After the visit we made our way down to a local homestead. Each fenced in area contained three or four round huts, and accommodated an extended family, with each generation in their own hut. The building of a Zulu home in Zulu culture is the man's responsibility. In order for this house to stand men and women would gather to help build the house. The women weave the ropes and mats used for used for building, and also weave the top notch of the house. The mats are wound around the the sapling framework, from bottom to the top.For the floor the women plastered with mixture of cow dung and ant-heap soil, which was smeared on the ground. Only one door is as a point of entrance and exit. Normally this entrances were made to be lower, to such a point that when anyone enters will sort of bow his body, to prevent attackers entering the property easily on the ‘attack'.
On arrival we shouted the traditional Zulu greating at the gate to announce our arrival (Izibonga) which are the names and surnames of ancestors of the family. This is to plead with the family to open their gates.
The main purpose of our visit was to visit the Sangoma, the local ‘witch doctor’. After removing our shoes, we entered the Sangoma’s hut and our local guide told us a bit about the Sangoma. Our guide explained that the sangoma is not really a witch but a herbalist/spiritual healer who works with herbs, roots, snake skins, animal parts and many other things. Apparently a sangoma can reveal the past, ‘look’ into the future, find lost objects, and identify thieves if anything has been stolen etc by throwing bones, while talking to his or her ancestors (‘amadlozi’). Our guide explained that you are called by your ancestors and once you have called, you have no choice but to become one, if you choose to ignore them, there may be unexplained deaths in the family, you may become seriously sick with no medical explanation, once you go to begin your training then you will be healed.
The sangoma occasionally hit herself with a ‘whip’ like thing which apparently was warding off evil spirits. She showed a collection of various jars of bits and pieces and we were offered the chance to have a consultation with her. I wasn’t brave enough to have her ‘throw the bones’ for me (which are actually not just bones!) but two of our group did. One of them seemed accurate – and she identified some things that she wouldn’t know about even if she could speak English – coincidence or do the bones work?
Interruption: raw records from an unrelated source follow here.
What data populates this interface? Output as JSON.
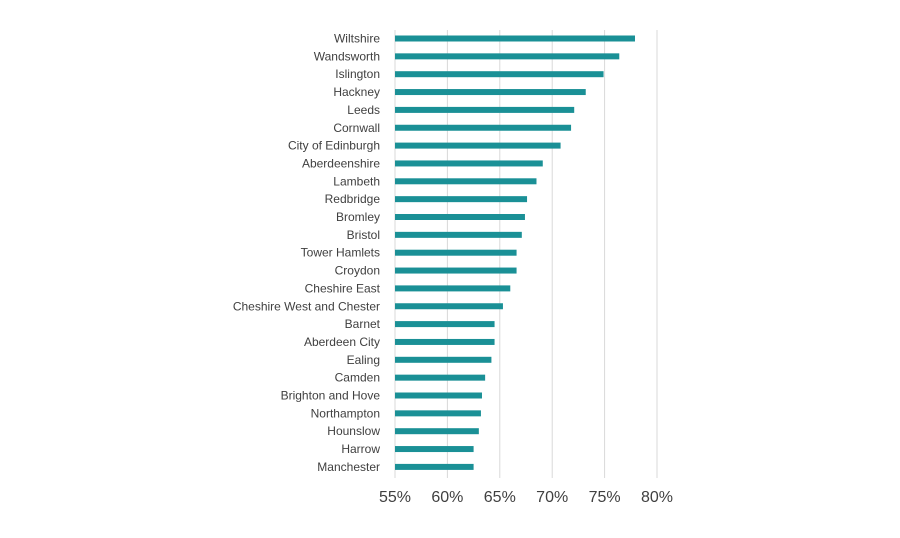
{
  "chart_data": {
    "type": "bar",
    "orientation": "horizontal",
    "categories": [
      "Wiltshire",
      "Wandsworth",
      "Islington",
      "Hackney",
      "Leeds",
      "Cornwall",
      "City of Edinburgh",
      "Aberdeenshire",
      "Lambeth",
      "Redbridge",
      "Bromley",
      "Bristol",
      "Tower Hamlets",
      "Croydon",
      "Cheshire East",
      "Cheshire West and Chester",
      "Barnet",
      "Aberdeen City",
      "Ealing",
      "Camden",
      "Brighton and Hove",
      "Northampton",
      "Hounslow",
      "Harrow",
      "Manchester"
    ],
    "values": [
      0.779,
      0.764,
      0.749,
      0.732,
      0.721,
      0.718,
      0.708,
      0.691,
      0.685,
      0.676,
      0.674,
      0.671,
      0.666,
      0.666,
      0.66,
      0.653,
      0.645,
      0.645,
      0.642,
      0.636,
      0.633,
      0.632,
      0.63,
      0.625,
      0.625
    ],
    "xlim": [
      0.55,
      0.8
    ],
    "xticks": [
      0.55,
      0.6,
      0.65,
      0.7,
      0.75,
      0.8
    ],
    "xtick_labels": [
      "55%",
      "60%",
      "65%",
      "70%",
      "75%",
      "80%"
    ],
    "grid": "vertical",
    "bar_color": "#1a9096"
  }
}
We went into one of the huts in which had been left gifts for the ancestors, including a very strong home made beer, which we didn't try (I think I'm glad about this!).
It was mindblowing to think that whilst I’m living the world of broadband, central heating, and digital TV that people still live in this way in the 21st century. On the one hand I think there is something about the way they live that I think it would be a shame to be lost from the planet. On the other hand am I just wanting others to live like this so I can have some romantic view of Africa whilst I sit at home with my lap top?